We hear so many dire warnings about the poor quality of science teaching in our schools, so many lamentations over the profound ignorance of most Americans about nearly any phenomenon of the natural world. Perhaps these jeremiads have validity; half of my own students could not explain to me why our planet has seasons. Surely we should be struggling to increase literacy in science, for no issue of education could be more important.

But I am convinced that the problem does not arise from lack of interest. Such a false charge is often made amid the litany of correct accusations mentioned in the last paragraph. Interest is immense, but not always expressed as activity traditionally called science or ranked among its pursuits (and our misattribution therefore arises from our inadequate taxonomies of intellectual enterprise). My colleague Phil Morrison is fond of cataloguing the large number of common activities requiring a good deal of scientific understanding, but not usually so classified: the astronomical knowledge of people who build and maintain telescopes; the deep botanical experience of members in gardening clubs (a fine example of power concentrated in older women); or even the people who frequent racetracks and bet intelligently on horses, for misunderstanding of probabililty, may be the greatest of all general impediments to scientific literacy.

May I now add to this list the aggregate intellectual power (how I wish we could quantify it) of all the dinosaur names accurately memorized (and spelled) by millions of five-year-old kids in America today. And also the accumulated joy and pleasure of millions upon millions of Americans who paused to watch the sun and to wonder on May 10, 1994. New York City was the best place to be on that date; my faith in raw interest is fully affirmed--and raw interest is the substrate and sine qua non of any real reform in education and larger understanding.

We often argue that only misfortune can bring us together. We do help each other during snowstorms; we do open our hearts and our houses to victims of an immediate disaster in our vicinity; we will search all night in the woods for a lost child we do not know. All these observations properly give us hope about common humanity in a world more often characterized by thoughtlessness, self-serving action, and even downright cruelty. But we also suppose that only disaster can provoke this effect, never pleasure, and certainly not intellectual as opposed to purely visceral delight. But interest and curiosity can also bring us together--and my observations of New Yorkers reveling in nature and spontaneously talking about the sun somehow give me more hope than our joint courage in times of crisis can provide, even though unity in disaster may make me cry in sublime appreciation, while the bonding of eclipses only makes me smile.

And so I end this essay by quoting the greatest of all tributes to the sun.
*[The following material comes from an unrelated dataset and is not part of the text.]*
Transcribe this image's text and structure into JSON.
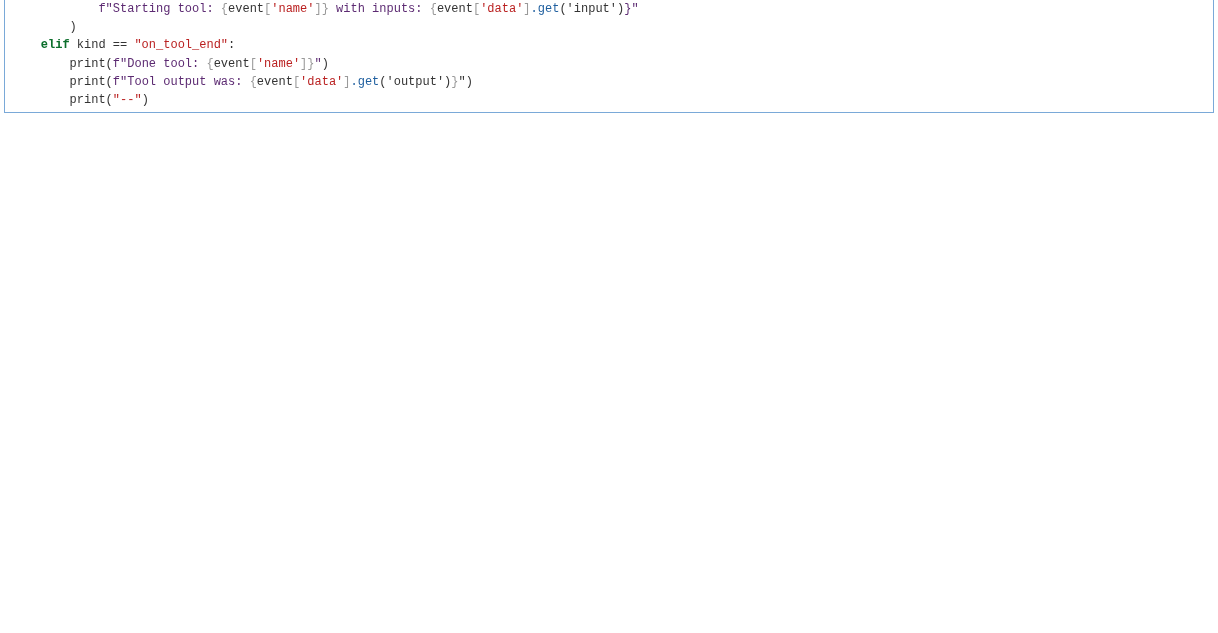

I have often stated my personal theory about popular writing in science. I divide this genre into two modes, which I call Galilean, for intellectual essays about nature's puzzles, and Franciscan, for lyrical pieces about nature's beauty. I honor Galileo for writing his two major works as dialogues in Italian, and therefore addressed to all thinking people in his orbit, and not in the formal Latin of churches and universities. And I honor Saint Francis of Assisi for his tributes to nature's loveliness.
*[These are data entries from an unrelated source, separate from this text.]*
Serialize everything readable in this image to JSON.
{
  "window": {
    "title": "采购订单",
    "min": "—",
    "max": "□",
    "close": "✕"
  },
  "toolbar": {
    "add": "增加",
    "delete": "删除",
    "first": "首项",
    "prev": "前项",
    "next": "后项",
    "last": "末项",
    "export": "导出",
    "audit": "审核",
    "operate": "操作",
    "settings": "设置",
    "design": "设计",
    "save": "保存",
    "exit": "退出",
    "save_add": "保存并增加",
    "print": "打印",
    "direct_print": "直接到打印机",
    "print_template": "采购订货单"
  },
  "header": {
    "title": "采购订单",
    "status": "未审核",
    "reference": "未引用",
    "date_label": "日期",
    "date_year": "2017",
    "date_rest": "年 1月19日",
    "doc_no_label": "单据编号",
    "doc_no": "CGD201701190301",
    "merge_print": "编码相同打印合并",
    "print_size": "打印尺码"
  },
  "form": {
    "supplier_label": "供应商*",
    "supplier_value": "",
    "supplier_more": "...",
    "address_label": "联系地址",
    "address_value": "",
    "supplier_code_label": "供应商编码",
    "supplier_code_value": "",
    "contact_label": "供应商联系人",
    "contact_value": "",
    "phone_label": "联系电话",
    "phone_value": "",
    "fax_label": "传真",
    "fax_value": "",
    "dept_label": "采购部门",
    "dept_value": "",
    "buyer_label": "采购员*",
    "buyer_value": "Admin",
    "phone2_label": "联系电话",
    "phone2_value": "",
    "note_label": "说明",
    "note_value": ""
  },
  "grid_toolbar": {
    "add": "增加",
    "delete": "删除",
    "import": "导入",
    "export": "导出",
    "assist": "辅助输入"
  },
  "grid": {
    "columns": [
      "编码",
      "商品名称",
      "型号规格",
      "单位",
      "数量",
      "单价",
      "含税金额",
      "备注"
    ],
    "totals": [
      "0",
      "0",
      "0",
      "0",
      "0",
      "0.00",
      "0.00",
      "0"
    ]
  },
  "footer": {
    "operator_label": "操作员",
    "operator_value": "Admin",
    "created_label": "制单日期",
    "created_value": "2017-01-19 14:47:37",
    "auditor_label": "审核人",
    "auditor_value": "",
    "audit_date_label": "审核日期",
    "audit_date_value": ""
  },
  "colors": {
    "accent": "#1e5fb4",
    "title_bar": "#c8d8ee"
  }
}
I am an unrepentant Galilean. I work in a tradition extending from the master himself, to Thomas Henry Huxley in the last century, down to J. B. S. Haldane and Peter Medawar in our own. I greatly admire Franciscan lyricism, but I don't know how to write in that mode. I began this essay with a quotation from the eponymous hero of my literary bloodline, Galileo himself. But my essay talks about the power of the sun to unify our diverse cultures and concerns, so I must end with a man I have never quoted before in these columns, the eponym of the other style--Saint Francis of Assisi. Saint Francis composed his beautiful "Canticle of Brother Sun" in 1225. He wrote in the Umbrian dialect of his local people, and his poem is often regarded as the first preserved in any modern language:

Brother Sun, who brings the day . . . How beautiful is he, how radiant in all his splendor!